Hace muchos años, en una tienda donde hacían fotocopias, vi un gracioso cartel que decía: “Hemos hecho un acuerdo con Dios: Dios no hace fotocopias y nosotros no hacemos milagros.”

Al parecer, algunos clientes se quejaban de que las fotocopias no estaban bien hechas, y el cartel era una manera de decirles que allí hacían lo mejor que podían. También nosotros/as, cuando alguien nos exige demasiado, solemos decir: “Y bueno, yo no hago milagros.” El Evangelio de hoy nos dice que nosotros/as sí podemos, e incluso debemos hacer milagros. Y nos enseña cómo hacerlos.

Los evangelios relatan 35 milagros realizados por Jesús. El que más impresionó a los primeros cristianos fue el de la multiplicación de los panes, puesto que es el único que aparece contado en los cuatro evangelios. Esto no se debe a su espectacularidad (otros milagros, como el de la resurrección de Lázaro, fueron más espectaculares), sino al mensaje y a las posibilidades que encierra. Por eso también nosotros/as debemos prestarle atención.

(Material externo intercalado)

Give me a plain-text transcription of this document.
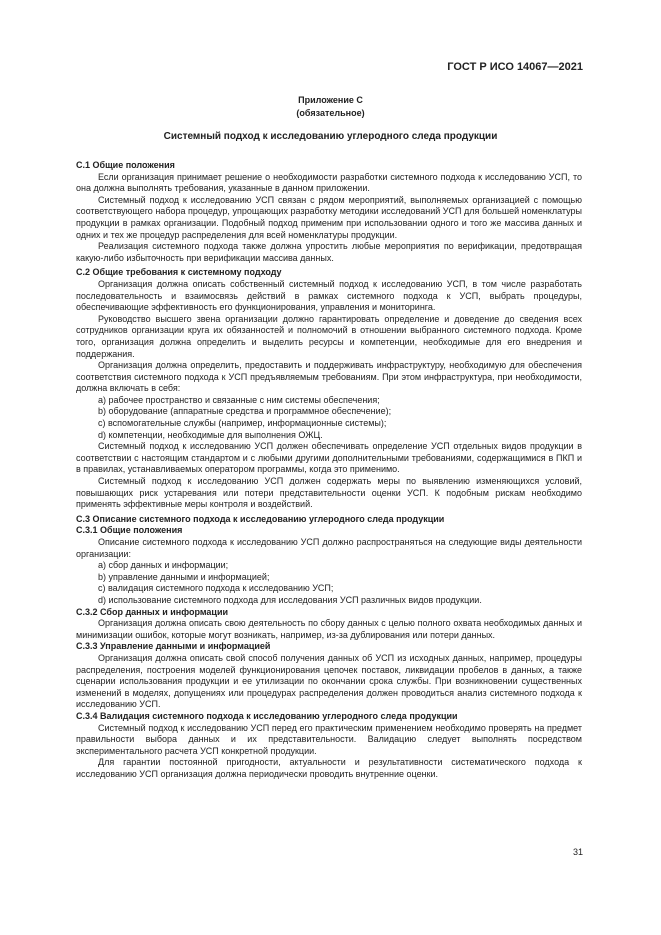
ГОСТ Р ИСО 14067—2021
Приложение С
(обязательное)
Системный подход к исследованию углеродного следа продукции

С.1 Общие положения

Если организация принимает решение о необходимости разработки системного подхода к исследованию УСП, то она должна выполнять требования, указанные в данном приложении.

Системный подход к исследованию УСП связан с рядом мероприятий, выполняемых организацией с помощью соответствующего набора процедур, упрощающих разработку методики исследований УСП для большей номенклатуры продукции в рамках организации. Подобный подход применим при использовании одного и того же массива данных и одних и тех же процедур распределения для всей номенклатуры продукции.

Реализация системного подхода также должна упростить любые мероприятия по верификации, предотвращая какую-либо избыточность при верификации массива данных.

С.2 Общие требования к системному подходу

Организация должна описать собственный системный подход к исследованию УСП, в том числе разработать последовательность и взаимосвязь действий в рамках системного подхода к УСП, выбрать процедуры, обеспечивающие эффективность его функционирования, управления и мониторинга.

Руководство высшего звена организации должно гарантировать определение и доведение до сведения всех сотрудников организации круга их обязанностей и полномочий в отношении выбранного системного подхода. Кроме того, организация должна определить и выделить ресурсы и компетенции, необходимые для его внедрения и поддержания.

Организация должна определить, предоставить и поддерживать инфраструктуру, необходимую для обеспечения соответствия системного подхода к УСП предъявляемым требованиям. При этом инфраструктура, при необходимости, должна включать в себя:

a) рабочее пространство и связанные с ним системы обеспечения;

b) оборудование (аппаратные средства и программное обеспечение);

c) вспомогательные службы (например, информационные системы);

d) компетенции, необходимые для выполнения ОЖЦ.

Системный подход к исследованию УСП должен обеспечивать определение УСП отдельных видов продукции в соответствии с настоящим стандартом и с любыми другими дополнительными требованиями, содержащимися в ПКП и в правилах, устанавливаемых оператором программы, когда это применимо.

Системный подход к исследованию УСП должен содержать меры по выявлению изменяющихся условий, повышающих риск устаревания или потери представительности оценки УСП. К подобным рискам необходимо применять эффективные меры контроля и воздействий.

С.3 Описание системного подхода к исследованию углеродного следа продукции

С.3.1 Общие положения

Описание системного подхода к исследованию УСП должно распространяться на следующие виды деятельности организации:

a) сбор данных и информации;

b) управление данными и информацией;

c) валидация системного подхода к исследованию УСП;

d) использование системного подхода для исследования УСП различных видов продукции.

С.3.2 Сбор данных и информации

Организация должна описать свою деятельность по сбору данных с целью полного охвата необходимых данных и минимизации ошибок, которые могут возникать, например, из-за дублирования или потери данных.

С.3.3 Управление данными и информацией

Организация должна описать свой способ получения данных об УСП из исходных данных, например, процедуры распределения, построения моделей функционирования цепочек поставок, ликвидации пробелов в данных, а также сценарии использования продукции и ее утилизации по окончании срока службы. При возникновении существенных изменений в моделях, допущениях или процедурах распределения должен проводиться анализ системного подхода к исследованию УСП.

С.3.4 Валидация системного подхода к исследованию углеродного следа продукции

Системный подход к исследованию УСП перед его практическим применением необходимо проверять на предмет правильности выбора данных и их представительности. Валидацию следует выполнять посредством экспериментального расчета УСП конкретной продукции.

Для гарантии постоянной пригодности, актуальности и результативности систематического подхода к исследованию УСП организация должна периодически проводить внутренние оценки.

31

Dice el Evangelio que Jesús se enteró del asesinato de Juan el Bautista, un profeta santo y extraordinario, por quien él sentía mucho cariño, y quedó afectado por la noticia. Se sintió triste y dolido, y quería estar a solas para desahogar su corazón. Por eso buscó una barca y decidió retirarse a un lugar solitario, para encontrarse con su Padre a solas, en la intimidad de la oración. Y aquí ya tenemos una primera enseñanza. También a nosotros/as la vida suele golpearnos con problemas, dolores y preocupaciones, y necesitamos desahogarnos. ¿Y qué es lo que hacemos? Algunos suelen buscar el alcohol; muchos jóvenes, que tienen problemas en sus casas, suelen sumergirse en la bebida con sus amigos para escapar del problema. Otros buscan a un curandero, un adivino o alguien que les prediga el futuro y los tranquilice. Otros quieren morirse. O matarse. O matar a alguien, como lo han hecho algunas personas que, ante el malestar que les causan sus conflictos, toman un arma y disparan contra los demás. Jesús nos enseña que la actitud correcta, cuando se atraviesa por malos momentos, es buscar el diálogo con Dios. Dios es nuestro equilibrio. Dios ayuda a que no nos equivoquemos en los momentos de angustia. En muchas ocasiones hemos visto cuántas personas lograron salir de un agudo proceso de depresión luego de haberse encontrado con Dios. Gente que se confesaba atea, o agnóstica, o no creyente, reconoció que pudo salir de su depresión gracias a haber recurrido a la fe, y haberse puesto en las manos de Dios. Incluso Jesús, que era una persona equilibrada, necesitó buscar a Dios cuando se sintió afligido. ¡Cuánto más necesitamos nosotros/as a Dios! Podríamos preguntarnos hoy: ¿a quién recurrimos para desahogarnos cuando estamos mal? Está muy bien buscar a un amigo, a un sicólogo, o a un profesional. Pero ¿buscamos también a Dios cuando precisamos ayuda?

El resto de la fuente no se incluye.